(RxWiki News) Most prostate cancers are fed by male hormones called androgens. So treating the disease often involves blocking these hormones. It’s called androgen deprivation therapy (ADT), and it’s been used for decades – but not without controversy.
An animal study – which is very preliminary – suggests that using ADT to prevent prostate cancer may be harmful for men with certain genetic mutations. Furthermore, losing testosterone as a man ages may increase the risk for dangerous pre-cancers.
"Develop a prostate screening plan that makes sense."
The study involving mice was led by Thomas R. Roberts, PhD, co-chair of the Department of Cancer Biology at the Dana-Farber Cancer Institute and professor of biological chemistry and molecular pharmacology at Harvard Medical School in Boston.
Two previous trials have shown that ADT used to ward off prostate cancer does decrease the risk of low-grade prostate cancers, but increases the risks for high-grade tumors. An abnormality called “high-grade prostatic intraepithelial neoplasia” is a major precursor for prostate cancer.
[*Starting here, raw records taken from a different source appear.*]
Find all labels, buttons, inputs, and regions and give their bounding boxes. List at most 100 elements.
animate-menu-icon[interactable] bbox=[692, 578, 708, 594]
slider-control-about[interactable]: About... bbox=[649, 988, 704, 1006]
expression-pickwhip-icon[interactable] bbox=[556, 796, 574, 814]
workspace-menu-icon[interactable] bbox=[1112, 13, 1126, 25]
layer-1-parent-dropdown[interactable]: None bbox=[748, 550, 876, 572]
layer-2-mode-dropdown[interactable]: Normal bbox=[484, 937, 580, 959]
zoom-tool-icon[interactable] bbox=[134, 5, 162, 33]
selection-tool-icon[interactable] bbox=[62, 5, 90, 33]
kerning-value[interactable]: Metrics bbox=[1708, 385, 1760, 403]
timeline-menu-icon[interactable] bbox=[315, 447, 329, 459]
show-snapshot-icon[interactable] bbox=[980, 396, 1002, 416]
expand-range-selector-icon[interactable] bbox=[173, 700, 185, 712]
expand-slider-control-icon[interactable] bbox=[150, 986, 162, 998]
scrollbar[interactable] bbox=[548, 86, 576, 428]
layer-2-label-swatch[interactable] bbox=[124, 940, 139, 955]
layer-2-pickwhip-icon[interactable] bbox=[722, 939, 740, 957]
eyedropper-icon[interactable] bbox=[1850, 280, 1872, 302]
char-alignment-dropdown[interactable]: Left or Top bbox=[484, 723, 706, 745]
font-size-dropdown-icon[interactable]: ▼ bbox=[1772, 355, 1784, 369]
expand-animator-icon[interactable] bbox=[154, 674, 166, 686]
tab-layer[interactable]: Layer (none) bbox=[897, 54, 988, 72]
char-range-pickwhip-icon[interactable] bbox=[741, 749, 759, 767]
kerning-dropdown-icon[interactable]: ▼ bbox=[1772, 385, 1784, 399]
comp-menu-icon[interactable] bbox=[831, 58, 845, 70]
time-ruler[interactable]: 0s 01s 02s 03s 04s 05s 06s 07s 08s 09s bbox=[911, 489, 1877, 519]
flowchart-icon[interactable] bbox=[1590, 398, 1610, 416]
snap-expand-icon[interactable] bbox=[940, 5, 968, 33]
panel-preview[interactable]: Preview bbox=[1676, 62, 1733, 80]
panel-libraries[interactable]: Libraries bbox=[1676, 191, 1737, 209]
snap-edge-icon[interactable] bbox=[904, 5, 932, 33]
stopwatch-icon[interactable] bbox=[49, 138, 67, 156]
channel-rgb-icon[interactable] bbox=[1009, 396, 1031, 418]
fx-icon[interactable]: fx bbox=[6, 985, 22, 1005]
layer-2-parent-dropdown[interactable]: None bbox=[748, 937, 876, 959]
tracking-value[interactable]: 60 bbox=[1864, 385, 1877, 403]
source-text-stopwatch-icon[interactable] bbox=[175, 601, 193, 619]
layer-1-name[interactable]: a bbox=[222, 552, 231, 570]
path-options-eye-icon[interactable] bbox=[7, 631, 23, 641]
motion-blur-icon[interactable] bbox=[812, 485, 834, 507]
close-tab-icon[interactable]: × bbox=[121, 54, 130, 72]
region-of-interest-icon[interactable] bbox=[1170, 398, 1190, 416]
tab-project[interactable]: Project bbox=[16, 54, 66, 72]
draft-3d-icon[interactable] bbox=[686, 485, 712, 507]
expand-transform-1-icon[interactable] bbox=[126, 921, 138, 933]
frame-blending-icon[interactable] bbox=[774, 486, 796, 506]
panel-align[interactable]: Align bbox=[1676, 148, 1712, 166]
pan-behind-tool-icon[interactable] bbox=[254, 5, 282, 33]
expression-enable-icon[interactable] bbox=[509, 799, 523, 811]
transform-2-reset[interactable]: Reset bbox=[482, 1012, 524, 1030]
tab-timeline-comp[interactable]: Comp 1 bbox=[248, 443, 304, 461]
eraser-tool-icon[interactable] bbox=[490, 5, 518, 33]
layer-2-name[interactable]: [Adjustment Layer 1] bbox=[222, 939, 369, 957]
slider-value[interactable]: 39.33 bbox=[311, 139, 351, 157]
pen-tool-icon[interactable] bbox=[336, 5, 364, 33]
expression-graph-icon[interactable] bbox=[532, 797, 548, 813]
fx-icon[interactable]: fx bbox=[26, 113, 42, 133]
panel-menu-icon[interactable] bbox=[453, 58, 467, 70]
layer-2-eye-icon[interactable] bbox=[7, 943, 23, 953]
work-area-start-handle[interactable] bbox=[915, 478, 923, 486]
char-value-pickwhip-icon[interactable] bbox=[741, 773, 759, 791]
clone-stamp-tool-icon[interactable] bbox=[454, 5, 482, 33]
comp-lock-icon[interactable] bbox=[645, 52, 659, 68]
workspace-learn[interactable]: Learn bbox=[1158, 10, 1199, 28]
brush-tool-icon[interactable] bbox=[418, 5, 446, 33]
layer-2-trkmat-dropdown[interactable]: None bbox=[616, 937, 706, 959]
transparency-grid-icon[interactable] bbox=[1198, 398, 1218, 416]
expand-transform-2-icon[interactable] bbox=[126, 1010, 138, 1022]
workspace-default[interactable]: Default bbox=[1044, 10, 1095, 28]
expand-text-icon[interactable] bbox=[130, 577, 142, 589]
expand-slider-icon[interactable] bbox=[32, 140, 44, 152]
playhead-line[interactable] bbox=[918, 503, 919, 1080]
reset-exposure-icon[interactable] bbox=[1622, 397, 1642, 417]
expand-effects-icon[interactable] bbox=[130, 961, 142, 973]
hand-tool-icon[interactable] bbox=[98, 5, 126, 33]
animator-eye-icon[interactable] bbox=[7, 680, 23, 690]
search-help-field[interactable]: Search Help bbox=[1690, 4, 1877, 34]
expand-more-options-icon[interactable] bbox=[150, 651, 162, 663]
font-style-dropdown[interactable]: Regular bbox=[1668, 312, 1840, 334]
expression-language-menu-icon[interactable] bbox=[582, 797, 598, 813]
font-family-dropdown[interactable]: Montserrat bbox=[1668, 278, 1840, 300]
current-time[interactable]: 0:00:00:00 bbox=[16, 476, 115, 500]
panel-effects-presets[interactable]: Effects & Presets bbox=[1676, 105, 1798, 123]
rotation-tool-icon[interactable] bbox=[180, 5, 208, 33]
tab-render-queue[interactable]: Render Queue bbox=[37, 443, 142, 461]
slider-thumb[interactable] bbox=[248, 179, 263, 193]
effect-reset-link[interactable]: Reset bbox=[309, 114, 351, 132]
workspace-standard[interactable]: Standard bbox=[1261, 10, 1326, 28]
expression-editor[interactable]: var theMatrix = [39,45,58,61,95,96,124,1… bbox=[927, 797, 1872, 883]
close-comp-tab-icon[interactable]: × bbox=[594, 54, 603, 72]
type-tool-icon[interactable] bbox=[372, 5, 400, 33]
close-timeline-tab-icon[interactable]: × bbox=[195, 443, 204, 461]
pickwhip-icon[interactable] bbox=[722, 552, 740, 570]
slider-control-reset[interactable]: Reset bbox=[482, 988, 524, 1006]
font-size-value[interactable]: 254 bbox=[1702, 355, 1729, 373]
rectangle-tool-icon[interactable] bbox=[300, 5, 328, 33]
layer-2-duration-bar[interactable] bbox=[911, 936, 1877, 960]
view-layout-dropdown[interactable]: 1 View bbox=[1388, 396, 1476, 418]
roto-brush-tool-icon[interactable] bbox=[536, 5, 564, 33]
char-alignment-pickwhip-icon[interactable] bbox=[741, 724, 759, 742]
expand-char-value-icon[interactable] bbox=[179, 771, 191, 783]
The condition may mean that a genetic fault in a gene that’s designed to suppress tumors isn’t working.
Prostate cancer specialist, E. David Crawford, MD, told dailyRx News, “The two trials mentioned were the Prostate Cancer Prevention Trial (PCPT) and Reduction of Prostate Cancer (REDUCE).”
Dr. Crawford says he doesn’t use the drugs tested in these studies for ADT – finasteride (sold under the brand names Proscar and Propecia) and dutasteride (Avodart), both of which are approved to treat enlarged prostate, a condition known as benign prostatic hyperplasia (BPH) . “I really don't consider these agents to be legitimate sources of ADT,” said Dr. Crawford, who is professor of surgery, urology, and radiation oncology, and head of the Section of Urologic Oncology at the University of Colorado Health Sciences Center in Denver.
“As mentioned in both trials, there was a slight increase in high grade cancers. Why? The most plausible reason is that the volume of the prostate was reduced with both drugs in the studies, and so when biopsies were done, it was an overdetection bias,” Dr. Crawford said.
He uses the analogy of it being easier to find a marble in a golf ball-sized gland than it would be to find a marble in an orange.
For this study, Dr. Roberts and his team worked with a mouse model of high-grade prostatic intraepithelial neoplasia and used various types of ADT to treat it. The goal was to shrink the tumors, which occurred, but they returned in a more invasive form.
"Stretching our data even further, these findings suggest that as men age and their testosterone levels decrease, loss of testosterone might actually encourage indolent prostate tumors to become more aggressive," Roberts said. "This suggests that testosterone supplements might be a good thing for the prostate, even though current wisdom suggests the opposite."
Dr. Crawford said in an email, “Both finsteride and dutasteride RAISE the serum testosterone, not lower it, so their last sentence is not true.”
The authors and Dr. Crawford note that this is a preliminary study and that the prostates of mice are very different from those of men.
This preclinical study was published December 19 in Cancer Discovery, a journal of the American Association for Cancer Research.
This study was supported by grants from the Dana-Farber/Harvard Cancer Center Specialized Program of Research Excellence award and National Institutes of Health grants.
Dr. Roberts has a commercial research grant and is a consultant/advisory board member of Novartis. Another author also has a commercial research grant from Novartis, receives honoraria for serving on the speakers’ bureau for Sanofi and is a consultant/advisory board member of the National Brain Tumor Society.